Некоторое сожаление вызывает то, что автор порой слишком прямолинейно проговаривает те мысли и выводы, к которым читателя хорошо бы было подвести, чтобы он пришел к ним как бы сам. Вместо этого важные вещи пробалтываются в досужих послеобеденных разговорах героев, тем самым обесцениваясь. Впрочем, возможно, такова и была задумка, потому что в мире-«блошинке» даже что-то очень ценное может запросто оказаться на одном прилавке или коврике с какой-нибудь ерундой и уйти за те же копейки. И пойди отличи одно от другого под слоями грязи и патины.

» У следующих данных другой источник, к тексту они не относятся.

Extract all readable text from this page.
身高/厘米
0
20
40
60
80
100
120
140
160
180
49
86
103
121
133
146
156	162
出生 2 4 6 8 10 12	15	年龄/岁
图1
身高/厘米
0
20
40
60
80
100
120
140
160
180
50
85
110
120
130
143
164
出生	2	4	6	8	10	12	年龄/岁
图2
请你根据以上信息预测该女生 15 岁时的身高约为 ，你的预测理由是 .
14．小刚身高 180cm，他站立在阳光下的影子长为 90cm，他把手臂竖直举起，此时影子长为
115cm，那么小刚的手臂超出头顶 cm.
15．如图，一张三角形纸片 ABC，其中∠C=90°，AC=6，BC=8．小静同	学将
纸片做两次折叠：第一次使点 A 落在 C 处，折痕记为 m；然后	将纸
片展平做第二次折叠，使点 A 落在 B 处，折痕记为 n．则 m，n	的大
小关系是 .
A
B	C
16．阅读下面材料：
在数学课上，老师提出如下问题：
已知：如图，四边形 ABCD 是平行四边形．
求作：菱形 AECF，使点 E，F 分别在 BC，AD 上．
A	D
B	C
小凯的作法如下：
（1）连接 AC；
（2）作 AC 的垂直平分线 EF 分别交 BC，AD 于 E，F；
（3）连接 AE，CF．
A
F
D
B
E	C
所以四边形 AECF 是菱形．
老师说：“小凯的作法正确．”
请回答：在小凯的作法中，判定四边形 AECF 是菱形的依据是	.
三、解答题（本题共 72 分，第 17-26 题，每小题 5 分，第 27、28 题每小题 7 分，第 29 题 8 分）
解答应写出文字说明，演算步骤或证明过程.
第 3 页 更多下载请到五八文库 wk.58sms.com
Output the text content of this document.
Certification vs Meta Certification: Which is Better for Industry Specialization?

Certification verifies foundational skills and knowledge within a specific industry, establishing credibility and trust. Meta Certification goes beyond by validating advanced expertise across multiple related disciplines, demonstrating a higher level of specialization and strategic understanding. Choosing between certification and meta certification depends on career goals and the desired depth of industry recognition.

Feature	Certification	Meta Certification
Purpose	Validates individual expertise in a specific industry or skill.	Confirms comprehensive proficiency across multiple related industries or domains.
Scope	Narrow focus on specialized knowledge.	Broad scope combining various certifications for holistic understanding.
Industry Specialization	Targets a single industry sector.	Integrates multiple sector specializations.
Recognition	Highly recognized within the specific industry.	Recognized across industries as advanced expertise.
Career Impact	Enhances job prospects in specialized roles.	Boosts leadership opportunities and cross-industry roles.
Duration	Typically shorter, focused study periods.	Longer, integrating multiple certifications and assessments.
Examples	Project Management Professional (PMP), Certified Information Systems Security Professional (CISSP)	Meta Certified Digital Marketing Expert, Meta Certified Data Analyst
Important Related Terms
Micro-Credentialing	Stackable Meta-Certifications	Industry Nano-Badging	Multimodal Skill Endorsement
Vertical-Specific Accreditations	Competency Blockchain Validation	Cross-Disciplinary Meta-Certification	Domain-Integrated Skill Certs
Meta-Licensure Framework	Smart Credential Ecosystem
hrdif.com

«Собиратель рая» — это роман-посткатастрофа. Не постапокалипсис с его законами жанра, уже не страшный в этой своей условности. Книга пугает ощущением жизни даже не на руинах, которые можно или отстроить заново, или снести и создать на их месте что-то другое. На барахолке и в квартире коллекционера-маргинала не построишь и не создашь ничего. Наверное, такое произведение могло возникнуть именно сейчас, через почти тридцать лет после гибели великой страны. Раньше все же надежды хотя бы немного перевешивали разочарование и тревогу. Страна — точнее, ее осколки — слишком надолго зависли в муторной дымке невнятного существования, лишенного любого смысла и цели, кроме самого существования. Поиск смысла заменяет ностальгия по прошлому или попытка к бегству из одной выморочной реальности в другую — чтобы ностальгировать по оставленному. Ностальгия — как диагноз поколению, лекарства же нет как нет.
Но, черт возьми, «Рабочего и колхозницу» действительно отреставрировали и вернули на место. И это действительно красиво — красотой, устремленной в Будущее.